Being Queer and on the Autism Spectrum

by Jordan Davis

As you might already know, I write mostly about permanent supportive housing and how San Francisco’s government stands in the way of delivering effective services on time, under budget, and in a manner that works for everybody. I don’t like to talk much about my past, but since it’s Pride month, I’d like to share how being a neurodivergent, non-binary trans femme who began transitioning nine years ago has impacted me, especially as someone who is formerly homeless and marginally housed.

I was born in the mid-1980s in the OC—no, not Orange County, California, but Ocean County, New Jersey, although both counties share a conservative culture. My family, and much of the region, could best be described as white working class—the type of people who moved heavily towards Trump in 2016. Though we always had what we needed, we didn’t always get what we wanted. I was raised to embrace masculine gender stereotypes by a functionally alcoholic, hot-tempered father and an Italian mom who was a disciplinarian. One of my formative memories was talking about wanting to be a girl on a bus back home from an overnight camping trip at the Delaware Water Gap and getting chewed out by my peers and adults at Cheesequake Service area. More than a decade later, I would go to the service area to change into feminine clothing heading north and masculine clothing going south back home during some lost years of my life.

Did I mention I was diagnosed with autism at the age of 5? It would set me up to repress my gender identity for a long time, since I didn’t want to rock the boat. Plus, the Jersey Shore in the 1990s was not a safe place to be gay, especially at my chronically underfunded public schools. If there had been an openly gay student at my middle and high school, which had more fights than Madison Square Garden, there would have been a homophobic riot encouraged by the faculty. If such a queer student were murdered, the cops would have covered it up.

I would say that I was an above average student, but a combination of relentless bullying, getting into extreme metal, and dressing in black in an environment that had zero tolerance for general rule-breaking, plus getting into a tussle with a local yokel police sergeant’s kid, all pushed me to leave school. As a result, I developed a “fuck the police” attitude—something that would guide me as I ended up homeless in my adult life.

I ended up at a therapeutic board school where my peers continuously bullied me and a staff member sexually assaulted me, which contributed to my trauma. Then I went to college, where I managed to keep a full scholarship. But after flunking out of grad school, I got my first taste of extreme poverty, and one of my last memories in New Jersey was being forced to be drug tested to access the only clinic in my county that took Medicaid—that’s why I reacted badly to the passage of Proposition F earlier this year, even though it wouldn’t affect me. I feel like San Francisco had turned into Ocean County.

I experienced homelessness several times, both in Pennsylvania in my 20s and later in San Francisco. I’ve slept in a friend’s art studio and got banned from a university. I’ve dealt with toxic roommates, which is why I prefer living alone. I’ve also had to go to church-sponsored drop-in centers with modest dress codes where predatory men prey on women, making me a firm believer of secular-run homeless services. Since a man tickled me at the first Navigation Center in the Mission District, I’ve rejected the shelter-first model in favor of housing first.
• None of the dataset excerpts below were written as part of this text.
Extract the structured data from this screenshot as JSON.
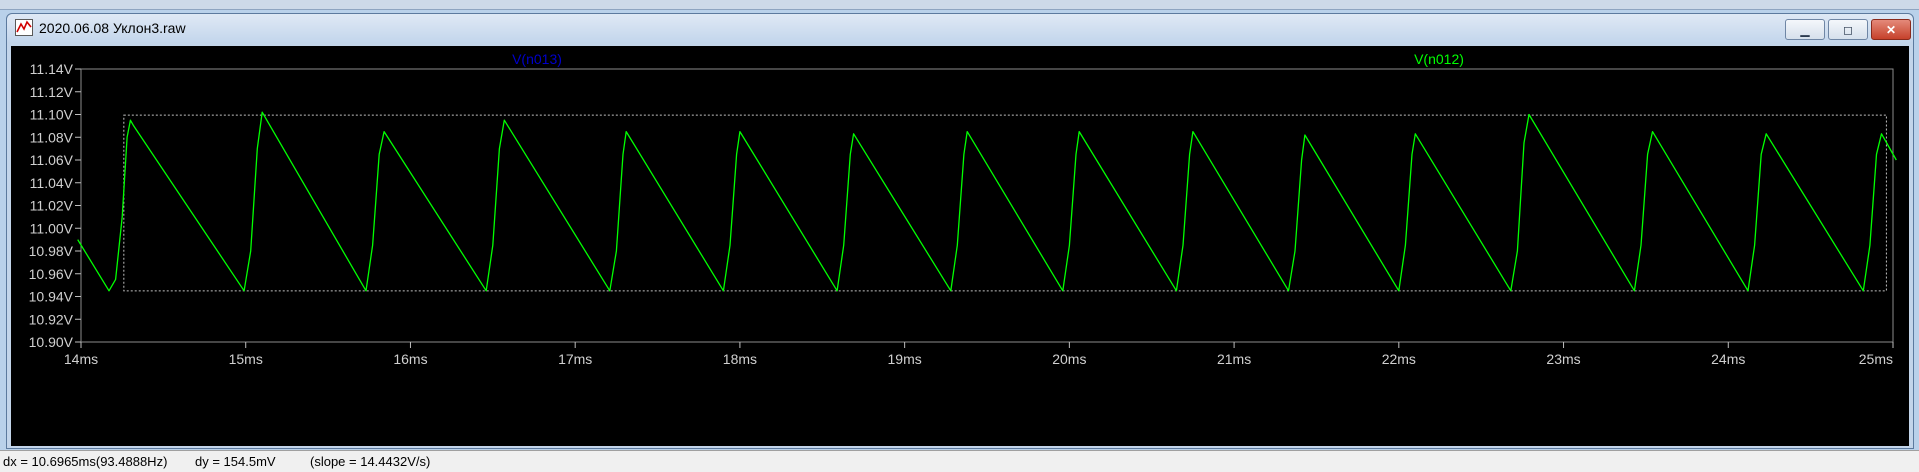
{
  "window": {
    "title": "2020.06.08 Уклон3.raw",
    "minimize_label": "▁",
    "maximize_label": "◻",
    "close_label": "✕"
  },
  "chart_data": {
    "type": "line",
    "series": [
      {
        "name": "V(n012)",
        "color": "#00ff00",
        "x": [
          13.98,
          14.17,
          14.21,
          14.25,
          14.28,
          14.3,
          14.32,
          14.99,
          15.03,
          15.07,
          15.1,
          15.73,
          15.77,
          15.81,
          15.84,
          16.46,
          16.5,
          16.54,
          16.57,
          17.21,
          17.25,
          17.29,
          17.31,
          17.9,
          17.94,
          17.98,
          18.0,
          18.59,
          18.63,
          18.67,
          18.69,
          19.28,
          19.32,
          19.36,
          19.38,
          19.96,
          20.0,
          20.04,
          20.06,
          20.65,
          20.69,
          20.73,
          20.75,
          21.33,
          21.37,
          21.41,
          21.43,
          22.0,
          22.04,
          22.08,
          22.1,
          22.68,
          22.72,
          22.76,
          22.79,
          23.43,
          23.47,
          23.51,
          23.54,
          24.12,
          24.16,
          24.2,
          24.23,
          24.82,
          24.86,
          24.9,
          24.93,
          25.02
        ],
        "y": [
          10.99,
          10.945,
          10.955,
          11.01,
          11.08,
          11.095,
          11.09,
          10.945,
          10.98,
          11.07,
          11.102,
          10.945,
          10.985,
          11.065,
          11.085,
          10.945,
          10.985,
          11.07,
          11.095,
          10.945,
          10.98,
          11.065,
          11.085,
          10.945,
          10.985,
          11.065,
          11.085,
          10.945,
          10.985,
          11.065,
          11.083,
          10.945,
          10.985,
          11.065,
          11.085,
          10.945,
          10.985,
          11.065,
          11.085,
          10.945,
          10.985,
          11.065,
          11.085,
          10.945,
          10.98,
          11.06,
          11.082,
          10.945,
          10.985,
          11.065,
          11.083,
          10.945,
          10.98,
          11.075,
          11.1,
          10.945,
          10.985,
          11.065,
          11.085,
          10.945,
          10.985,
          11.065,
          11.083,
          10.945,
          10.985,
          11.065,
          11.083,
          11.06
        ]
      }
    ],
    "legend_labels": [
      {
        "label": "V(n013)",
        "color": "#0000cc"
      },
      {
        "label": "V(n012)",
        "color": "#00ff00"
      }
    ],
    "y_ticks": [
      "11.14V",
      "11.12V",
      "11.10V",
      "11.08V",
      "11.06V",
      "11.04V",
      "11.02V",
      "11.00V",
      "10.98V",
      "10.96V",
      "10.94V",
      "10.92V",
      "10.90V"
    ],
    "x_ticks": [
      "14ms",
      "15ms",
      "16ms",
      "17ms",
      "18ms",
      "19ms",
      "20ms",
      "21ms",
      "22ms",
      "23ms",
      "24ms",
      "25ms"
    ],
    "xlim": [
      14,
      25
    ],
    "ylim": [
      10.9,
      11.14
    ],
    "cursor_box": {
      "x": [
        14.26,
        24.96
      ],
      "y": [
        10.945,
        11.0995
      ]
    },
    "grid": false
  },
  "status": {
    "dx": "dx = 10.6965ms(93.4888Hz)",
    "dy": "dy = 154.5mV",
    "slope": "(slope = 14.4432V/s)"
  }
}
As for my gender transition, I am almost eight years into not having testicles and a little over two years into having a vagina. But even though I fled Pennsylvania to reach these transition-related milestones, I needed my own space with a private bathroom to support my transition. That was a challenge because San Francisco has historically housed its homeless in single-room occupancy hotels with shared bathrooms. There, I had to navigate around visitor policies for post-surgery care. Because of this, I support a scattered-site model for permanent supportive housing, not only for trans people like myself, but for everyone who experiences difficulties managing SRO life.

As I reflect on my experiences as a trans, queer person with a disability over the last nine years, I believe that we should recognize the intersectionality in our lives as we find our way home.